CITY HALL — Three of the nation’s top credit rating agencies reviewed City Hall’s finances and have affirmed its triple-A credit rating.

Acting Finance Director Gigi Decavalles-Hughes said Monday that a combination of strong fiscal management, low debt levels and a diverse economy helped contribute to the triple-A rating, the highest credit rating assigned by Fitch Rating, Moody’s Investor Service and Standard & Poor.

The strong rating is expected to save taxpayers’ money when issuing bonds for capital improvement projects, such as a new road or sewer, Decavalles-Hughes said.

“When we go out to price the bonds we have more of the upper hand,” she said. “More people want our bonds and our underwriters are able to negotiate a better price for the city.”

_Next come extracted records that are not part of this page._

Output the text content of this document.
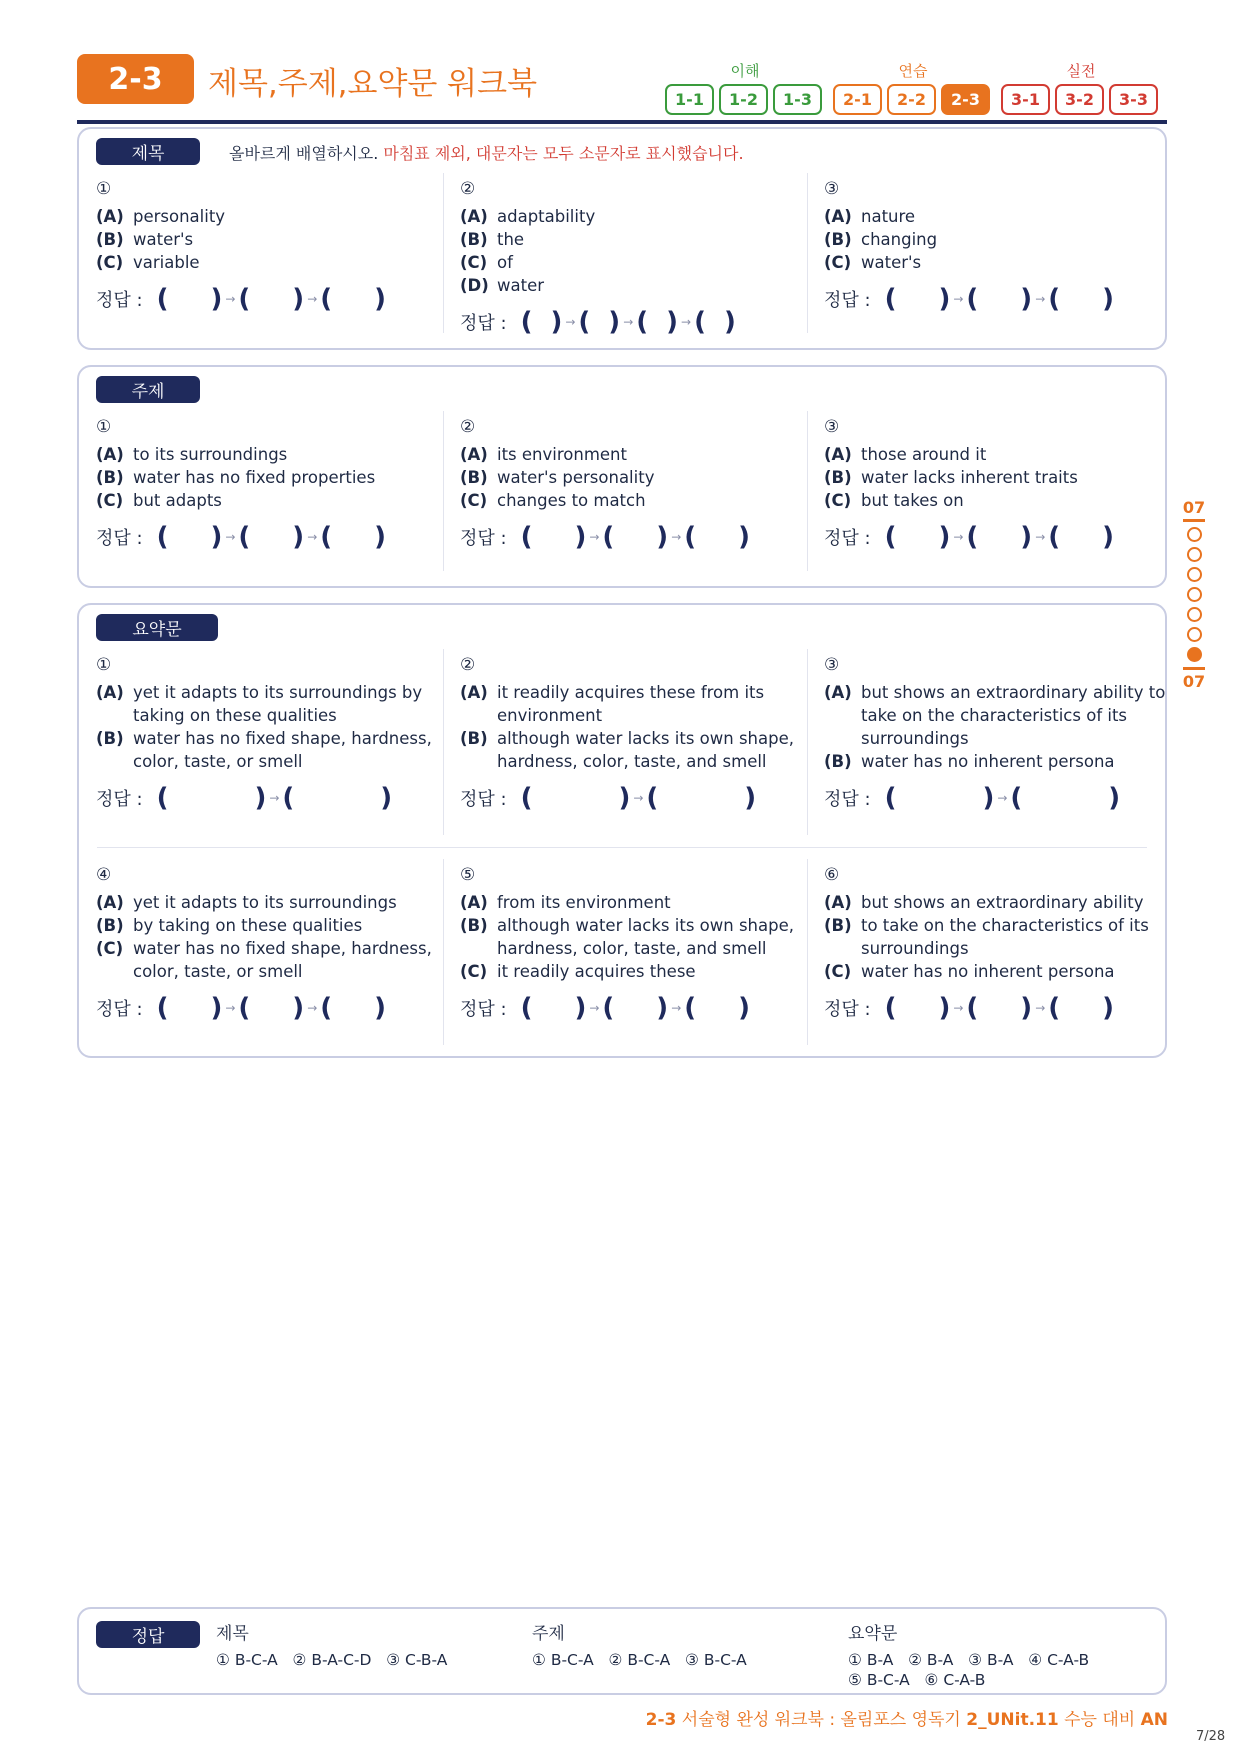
2-3	제목,주제,요약문 워크북	이해	연습	실전
1-1	1-2	1-3	2-1	2-2	2-3	3-1	3-2	3-3
제목	올바르게 배열하시오. 마침표 제외, 대문자는 모두 소문자로 표시했습니다.
①
(A) personality
(B) water's
(C) variable
정답 : ( ) → ( ) → ( )
②
(A) adaptability
(B) the
(C) of
(D) water
정답 : ( ) → ( ) → ( ) → ( )
③
(A) nature
(B) changing
(C) water's
정답 : ( ) → ( ) → ( )
주제
①
(A) to its surroundings
(B) water has no fixed properties
(C) but adapts
정답 : ( ) → ( ) → ( )
②
(A) its environment
(B) water's personality
(C) changes to match
정답 : ( ) → ( ) → ( )
③
(A) those around it
(B) water lacks inherent traits
(C) but takes on
정답 : ( ) → ( ) → ( )
요약문
①
(A) yet it adapts to its surroundings by taking on these qualities
(B) water has no fixed shape, hardness, color, taste, or smell
정답 : (	) → (	)
②
(A) it readily acquires these from its environment
(B) although water lacks its own shape, hardness, color, taste, and smell
정답 : (	) → (	)
③
(A) but shows an extraordinary ability to take on the characteristics of its surroundings
(B) water has no inherent persona
정답 : (	) → (	)
④
(A) yet it adapts to its surroundings
(B) by taking on these qualities
(C) water has no fixed shape, hardness, color, taste, or smell
정답 : ( ) → ( ) → ( )
⑤
(A) from its environment
(B) although water lacks its own shape, hardness, color, taste, and smell
(C) it readily acquires these
정답 : ( ) → ( ) → ( )
⑥
(A) but shows an extraordinary ability
(B) to take on the characteristics of its surroundings
(C) water has no inherent persona
정답 : ( ) → ( ) → ( )
07
07
정답	제목
① B-C-A   ② B-A-C-D   ③ C-B-A
주제
① B-C-A   ② B-C-A   ③ B-C-A
요약문
① B-A   ② B-A   ③ B-A   ④ C-A-B
⑤ B-C-A   ⑥ C-A-B
2-3 서술형 완성 워크북 : 올림포스 영독기 2_UNit.11 수능 대비 AN
7/28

A bond is essentially a loan an investor makes to the bond’s issuer. The investor, or bond buyer, generally receives regular interest payments on the loan until the bond matures or is “called,” at which point the issuer repays the investor the principal.

City Hall is expecting to save roughly $300,000 a year by refinancing bonds issued to build the Public Safety Facility, which houses the police and fire departments and the Santa Monica Jail.

“This puts us in an exclusive group of cities with a triple rating,” Decavalles-Hughes said. “This says a lot about how the city manages its money … . We’ve been very careful over the past several years in making cuts to the budget without cutting services and finding ways to get a jump on debts we do have.”

Decavalles-Hughes said City Hall was able to pay down some pension obligations early and recently renegotiated employee contracts to decrease City Hall’s health care and pension costs, both of which help reduce debt.

City Hall’s outstanding debt is currently $30.4 million or $339 per capita or about 1.3 percent of revenues, which she said is “very low.”

City Hall was required to seek out revised credit ratings as part of the debt financing plan for the reconstruction of Parking Structure 6 that was approved by the City Council Oct. 25. Those bonds are expected to be paid off in 20 years using a combination of general fund monies and revenue generated by parking.

City Hall’s total debt service is about $2.6 million a year for the next 20 years.

The bonds to be issued to pay for Parking Structure 6 received an AA+ rating. Fitch said this rating reflects “the city’s very strong financial position, projected balanced operations and strong financial management” and “prudent actions by management to pare expenditure growth” in addition to its “vibrant retail and hospitality sectors and high income levels, in spite of recent recessionary pressures.”